To support the efficient implementation of the vector-space concept, most systems rely on the idea of an inverted index (Belew, 2000). Given a collection of documents, each document is analyzed as explained earlier (tokenized, and perhaps other additional steps). Then, an index is built by creating a sorted list of terms; for each term, a list of document identifiers (the documents where the term appears) is kept. This is the simplest form of inverted index. One can also keep, for each term and document, the number of occurrences. Or, even more, one can keep the position(s) where the term appears (this makes it possible to support proximity queries, where the user asks that some term appears near others). These indices are very useful as they support both Boolean searches and vector-space searches. However, such an index may grow very large, and it may also be hard to maintain if the collection of documents is not static (in any sense: if the collection grows and shrinks and/or if the documents already in the collection can be edited). Note that in typical IR applications (libraries) the collection is static, but in modern applications (i.e., the Web) this is not the case at all. Therefore, a lot of research has gone into compression and maintenance of the index (Belew, 2000; Chakrabarti, 2003).
To evaluate the performance of an IR system, two main metrics are used: recall and precision. Recall is the ratio of relevant documents that are retrieved to the total number of relevant documents (in other words, the fraction of relevant documents actually retrieved). Precision is the ratio of relevant documents that are retrieved to the total number of retrieved documents (that is, the fraction of documents retrieved that is actually relevant). It is common that when recall increases, precision decreases. That is, when we retrieve more documents, we increase the probability of retrieving more relevant documents, but we also tend to retrieve more irrelevant documents. By convention, if no documents are returned precision is considered 1 but recall is considered 0. As the answer set grows bigger, recall will increase, but precision is likely to decrease.
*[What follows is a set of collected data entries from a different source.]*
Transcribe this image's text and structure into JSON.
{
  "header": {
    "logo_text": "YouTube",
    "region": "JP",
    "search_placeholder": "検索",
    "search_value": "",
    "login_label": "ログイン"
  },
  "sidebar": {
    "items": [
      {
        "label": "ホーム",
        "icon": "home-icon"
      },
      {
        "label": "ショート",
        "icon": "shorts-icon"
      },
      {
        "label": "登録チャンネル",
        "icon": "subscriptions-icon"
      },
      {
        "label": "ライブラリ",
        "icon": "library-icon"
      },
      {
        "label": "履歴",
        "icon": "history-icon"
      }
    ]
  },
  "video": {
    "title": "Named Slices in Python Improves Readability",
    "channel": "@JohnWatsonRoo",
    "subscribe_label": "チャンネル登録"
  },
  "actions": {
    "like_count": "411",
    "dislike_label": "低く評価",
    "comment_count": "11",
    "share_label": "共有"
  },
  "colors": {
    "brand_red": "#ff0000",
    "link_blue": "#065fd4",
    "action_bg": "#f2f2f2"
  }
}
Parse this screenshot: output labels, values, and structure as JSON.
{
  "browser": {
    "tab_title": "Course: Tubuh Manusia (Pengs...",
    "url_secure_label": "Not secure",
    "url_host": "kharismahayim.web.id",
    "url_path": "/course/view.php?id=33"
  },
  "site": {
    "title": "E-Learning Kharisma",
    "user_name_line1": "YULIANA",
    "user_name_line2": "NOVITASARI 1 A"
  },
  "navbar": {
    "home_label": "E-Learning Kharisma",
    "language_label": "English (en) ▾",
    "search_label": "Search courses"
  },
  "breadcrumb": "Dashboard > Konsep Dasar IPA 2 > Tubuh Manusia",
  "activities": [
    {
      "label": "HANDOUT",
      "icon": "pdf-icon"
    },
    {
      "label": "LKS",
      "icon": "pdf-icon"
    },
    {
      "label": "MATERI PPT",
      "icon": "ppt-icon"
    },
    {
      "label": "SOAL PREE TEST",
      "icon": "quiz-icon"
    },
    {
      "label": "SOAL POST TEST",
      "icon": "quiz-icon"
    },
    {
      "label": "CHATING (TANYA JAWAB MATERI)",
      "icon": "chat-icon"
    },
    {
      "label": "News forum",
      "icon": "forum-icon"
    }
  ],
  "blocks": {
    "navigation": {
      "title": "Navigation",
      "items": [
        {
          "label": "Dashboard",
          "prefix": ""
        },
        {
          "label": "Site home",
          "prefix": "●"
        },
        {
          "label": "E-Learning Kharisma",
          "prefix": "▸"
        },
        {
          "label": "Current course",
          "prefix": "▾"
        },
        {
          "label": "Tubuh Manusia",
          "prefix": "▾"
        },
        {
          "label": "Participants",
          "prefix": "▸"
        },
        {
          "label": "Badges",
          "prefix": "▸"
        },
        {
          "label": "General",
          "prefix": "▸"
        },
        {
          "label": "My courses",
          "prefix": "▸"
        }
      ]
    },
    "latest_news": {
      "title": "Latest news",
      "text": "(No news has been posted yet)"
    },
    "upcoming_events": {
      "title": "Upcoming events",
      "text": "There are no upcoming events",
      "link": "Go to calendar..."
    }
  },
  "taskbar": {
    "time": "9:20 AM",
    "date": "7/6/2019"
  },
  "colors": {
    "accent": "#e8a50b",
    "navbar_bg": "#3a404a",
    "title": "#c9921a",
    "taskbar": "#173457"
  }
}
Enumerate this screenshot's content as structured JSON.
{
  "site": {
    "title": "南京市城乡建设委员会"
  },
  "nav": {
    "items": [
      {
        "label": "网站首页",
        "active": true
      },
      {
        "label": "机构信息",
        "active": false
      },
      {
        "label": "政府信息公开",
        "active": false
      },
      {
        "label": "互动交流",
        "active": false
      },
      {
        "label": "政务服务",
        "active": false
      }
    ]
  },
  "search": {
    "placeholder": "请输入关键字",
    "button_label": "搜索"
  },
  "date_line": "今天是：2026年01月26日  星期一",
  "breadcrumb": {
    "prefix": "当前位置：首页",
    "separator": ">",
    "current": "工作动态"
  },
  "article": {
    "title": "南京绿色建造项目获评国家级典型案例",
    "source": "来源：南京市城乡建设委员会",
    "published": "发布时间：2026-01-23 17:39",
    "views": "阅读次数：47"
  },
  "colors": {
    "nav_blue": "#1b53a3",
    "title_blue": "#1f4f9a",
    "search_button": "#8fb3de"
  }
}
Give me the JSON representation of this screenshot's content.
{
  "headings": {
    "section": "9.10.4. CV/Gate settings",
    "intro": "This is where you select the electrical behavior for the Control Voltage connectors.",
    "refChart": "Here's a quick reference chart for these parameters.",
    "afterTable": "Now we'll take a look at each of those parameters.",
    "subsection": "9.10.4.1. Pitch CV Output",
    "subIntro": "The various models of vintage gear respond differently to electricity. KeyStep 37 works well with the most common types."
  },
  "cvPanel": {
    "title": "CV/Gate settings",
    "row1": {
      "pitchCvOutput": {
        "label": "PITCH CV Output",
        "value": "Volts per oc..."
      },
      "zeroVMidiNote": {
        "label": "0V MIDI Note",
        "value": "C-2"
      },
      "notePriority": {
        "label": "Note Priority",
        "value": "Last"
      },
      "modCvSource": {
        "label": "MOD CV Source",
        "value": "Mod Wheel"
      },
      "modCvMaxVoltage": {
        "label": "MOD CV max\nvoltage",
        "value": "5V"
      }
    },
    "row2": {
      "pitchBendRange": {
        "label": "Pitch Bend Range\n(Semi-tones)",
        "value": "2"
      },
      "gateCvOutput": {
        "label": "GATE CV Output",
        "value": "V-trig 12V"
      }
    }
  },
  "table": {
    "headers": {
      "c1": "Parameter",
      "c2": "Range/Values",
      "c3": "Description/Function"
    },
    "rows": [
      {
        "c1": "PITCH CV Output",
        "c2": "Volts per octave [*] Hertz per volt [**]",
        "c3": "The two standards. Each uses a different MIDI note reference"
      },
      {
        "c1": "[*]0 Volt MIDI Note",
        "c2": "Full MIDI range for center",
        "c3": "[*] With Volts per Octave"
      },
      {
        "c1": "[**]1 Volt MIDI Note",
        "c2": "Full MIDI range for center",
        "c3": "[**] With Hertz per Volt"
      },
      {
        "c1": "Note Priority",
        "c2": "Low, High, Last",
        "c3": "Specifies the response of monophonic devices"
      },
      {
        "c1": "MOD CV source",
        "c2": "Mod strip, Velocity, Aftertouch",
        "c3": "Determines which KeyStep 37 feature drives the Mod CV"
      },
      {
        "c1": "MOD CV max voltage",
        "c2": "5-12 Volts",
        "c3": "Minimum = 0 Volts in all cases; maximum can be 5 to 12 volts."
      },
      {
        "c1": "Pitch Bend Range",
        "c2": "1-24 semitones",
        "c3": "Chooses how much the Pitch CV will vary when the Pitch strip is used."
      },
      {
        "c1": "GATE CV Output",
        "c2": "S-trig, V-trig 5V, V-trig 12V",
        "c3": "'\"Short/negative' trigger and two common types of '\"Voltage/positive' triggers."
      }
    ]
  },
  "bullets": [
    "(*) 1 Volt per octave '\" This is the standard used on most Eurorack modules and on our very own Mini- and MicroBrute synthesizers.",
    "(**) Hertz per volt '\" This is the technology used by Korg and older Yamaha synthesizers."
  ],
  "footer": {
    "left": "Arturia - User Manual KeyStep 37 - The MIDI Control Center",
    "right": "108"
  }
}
Note that all these measures depend on knowing the set of all the documents that are truly relevant to a query. In practice, this is very problematic, as it would involve defining relevance and examining the whole collection. Relevance seems to be a subjective concept (what is relevant to one user may not be to another), and thus quite hard to formalize. Therefore, these measures are idealizations. In principle, determining all documents relevant to a query, independent of any particular user, could be achieved with a corpus carefully annotated by a set of diverse experts. However, the effort required to fully annotate large collections, and to ensure that annotations form a consensus, is so large that it is very
infrequent to have such collections. Only the TREC conferences and a few research centers have managed to create collections of this nature (TREC, 2003).